Eurozone inflation data, measured by the Harmonized Index of Consumer Prices (HICP), is an important econometric for the Euro. If inflation rises more than expected, especially if above the ECB’s 2% target, it obliges the ECB to raise interest rates to bring it back under control. Relatively high interest rates compared to its counterparts will usually benefit the Euro, as it makes the region more attractive as a place for global investors to park their money.
Data releases gauge the health of the economy and can impact on the Euro. Indicators such as GDP, Manufacturing and Services PMIs, employment, and consumer sentiment surveys can all influence the direction of the single currency. A strong economy is good for the Euro. Not only does it attract more foreign investment but it may encourage the ECB to put up interest rates, which will directly strengthen the Euro. Otherwise, if economic data is weak, the Euro is likely to fall. Economic data for the four largest economies in the euro area (Germany, France, Italy and Spain) are especially significant, as they account for 75% of the Eurozone’s economy.

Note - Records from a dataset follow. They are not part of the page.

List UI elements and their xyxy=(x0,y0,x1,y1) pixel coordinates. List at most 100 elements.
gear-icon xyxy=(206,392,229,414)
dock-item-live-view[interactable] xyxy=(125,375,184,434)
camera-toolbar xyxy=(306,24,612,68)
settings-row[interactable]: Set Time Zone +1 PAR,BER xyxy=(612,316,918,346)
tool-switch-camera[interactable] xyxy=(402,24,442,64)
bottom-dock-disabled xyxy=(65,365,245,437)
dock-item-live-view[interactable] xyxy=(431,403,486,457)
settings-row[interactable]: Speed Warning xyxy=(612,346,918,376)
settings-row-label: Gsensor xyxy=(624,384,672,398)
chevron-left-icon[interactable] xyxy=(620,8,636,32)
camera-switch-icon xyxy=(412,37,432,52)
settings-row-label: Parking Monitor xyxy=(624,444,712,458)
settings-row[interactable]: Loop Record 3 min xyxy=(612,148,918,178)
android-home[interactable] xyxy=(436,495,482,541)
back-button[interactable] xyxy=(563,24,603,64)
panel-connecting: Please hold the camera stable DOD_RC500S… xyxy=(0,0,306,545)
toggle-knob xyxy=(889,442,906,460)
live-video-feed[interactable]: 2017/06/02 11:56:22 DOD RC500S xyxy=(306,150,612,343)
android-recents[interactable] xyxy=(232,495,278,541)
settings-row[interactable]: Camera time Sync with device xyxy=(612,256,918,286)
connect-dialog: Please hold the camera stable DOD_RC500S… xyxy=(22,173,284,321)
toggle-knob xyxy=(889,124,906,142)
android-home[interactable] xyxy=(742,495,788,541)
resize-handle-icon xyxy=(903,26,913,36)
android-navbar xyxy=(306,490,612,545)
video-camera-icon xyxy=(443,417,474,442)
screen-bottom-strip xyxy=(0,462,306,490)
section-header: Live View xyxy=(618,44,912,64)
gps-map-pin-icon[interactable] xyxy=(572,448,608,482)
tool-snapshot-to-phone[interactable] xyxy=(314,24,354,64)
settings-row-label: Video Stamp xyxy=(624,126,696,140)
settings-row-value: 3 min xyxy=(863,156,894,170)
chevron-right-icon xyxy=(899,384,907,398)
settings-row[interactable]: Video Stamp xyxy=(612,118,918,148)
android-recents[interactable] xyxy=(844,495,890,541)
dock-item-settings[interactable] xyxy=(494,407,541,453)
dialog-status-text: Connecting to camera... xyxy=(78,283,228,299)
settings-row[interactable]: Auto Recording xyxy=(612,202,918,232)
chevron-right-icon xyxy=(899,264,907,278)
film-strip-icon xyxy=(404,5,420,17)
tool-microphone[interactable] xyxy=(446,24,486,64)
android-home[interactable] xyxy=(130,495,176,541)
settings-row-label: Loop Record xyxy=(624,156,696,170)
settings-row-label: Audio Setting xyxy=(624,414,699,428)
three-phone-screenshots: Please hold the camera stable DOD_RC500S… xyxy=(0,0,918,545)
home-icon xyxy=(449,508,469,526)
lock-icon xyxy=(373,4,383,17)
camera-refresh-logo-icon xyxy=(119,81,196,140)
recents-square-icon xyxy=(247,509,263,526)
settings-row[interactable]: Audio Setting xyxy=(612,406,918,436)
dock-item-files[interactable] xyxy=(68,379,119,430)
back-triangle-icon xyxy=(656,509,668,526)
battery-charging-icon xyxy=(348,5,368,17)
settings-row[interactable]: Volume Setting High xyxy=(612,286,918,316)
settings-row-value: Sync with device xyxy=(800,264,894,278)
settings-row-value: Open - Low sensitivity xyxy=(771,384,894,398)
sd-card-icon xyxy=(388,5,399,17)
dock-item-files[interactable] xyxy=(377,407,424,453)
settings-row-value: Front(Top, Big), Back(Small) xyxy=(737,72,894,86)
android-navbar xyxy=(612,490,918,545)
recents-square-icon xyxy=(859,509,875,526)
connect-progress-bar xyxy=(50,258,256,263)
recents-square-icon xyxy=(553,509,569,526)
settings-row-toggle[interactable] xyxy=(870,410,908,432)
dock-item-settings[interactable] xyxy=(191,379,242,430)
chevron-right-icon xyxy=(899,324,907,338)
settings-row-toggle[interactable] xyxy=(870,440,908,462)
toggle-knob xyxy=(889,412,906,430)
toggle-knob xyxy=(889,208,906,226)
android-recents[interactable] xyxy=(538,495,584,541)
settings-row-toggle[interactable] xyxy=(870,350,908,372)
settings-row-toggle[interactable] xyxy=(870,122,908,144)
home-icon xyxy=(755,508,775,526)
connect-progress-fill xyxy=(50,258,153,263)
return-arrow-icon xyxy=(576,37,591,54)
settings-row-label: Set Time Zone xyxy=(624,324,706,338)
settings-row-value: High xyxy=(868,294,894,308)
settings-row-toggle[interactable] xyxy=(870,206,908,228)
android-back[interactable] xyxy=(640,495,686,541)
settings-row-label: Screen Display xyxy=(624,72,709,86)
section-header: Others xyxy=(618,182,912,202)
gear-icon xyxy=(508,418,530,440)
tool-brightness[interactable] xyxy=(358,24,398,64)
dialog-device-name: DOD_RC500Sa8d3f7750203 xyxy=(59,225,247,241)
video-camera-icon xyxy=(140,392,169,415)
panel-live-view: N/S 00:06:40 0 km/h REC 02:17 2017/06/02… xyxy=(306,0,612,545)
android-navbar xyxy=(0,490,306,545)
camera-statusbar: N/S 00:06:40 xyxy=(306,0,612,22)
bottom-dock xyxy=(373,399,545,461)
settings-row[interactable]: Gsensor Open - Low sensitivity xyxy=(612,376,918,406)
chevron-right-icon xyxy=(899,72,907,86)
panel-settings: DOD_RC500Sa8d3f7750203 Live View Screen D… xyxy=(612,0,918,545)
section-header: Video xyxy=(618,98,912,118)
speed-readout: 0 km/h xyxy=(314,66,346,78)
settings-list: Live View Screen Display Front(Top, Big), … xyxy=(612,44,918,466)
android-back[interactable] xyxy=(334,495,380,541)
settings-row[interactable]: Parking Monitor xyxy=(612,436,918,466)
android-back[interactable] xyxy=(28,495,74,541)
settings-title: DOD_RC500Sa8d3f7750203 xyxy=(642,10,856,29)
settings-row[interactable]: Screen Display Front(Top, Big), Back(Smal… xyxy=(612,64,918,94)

Another significant data release for the Euro is the Trade Balance. This indicator measures the difference between what a country earns from its exports and what it spends on imports over a given period. If a country produces highly sought after exports then its currency will gain in value purely from the extra demand created from foreign buyers seeking to purchase these goods. Therefore, a positive net Trade Balance strengthens a currency and vice versa for a negative balance.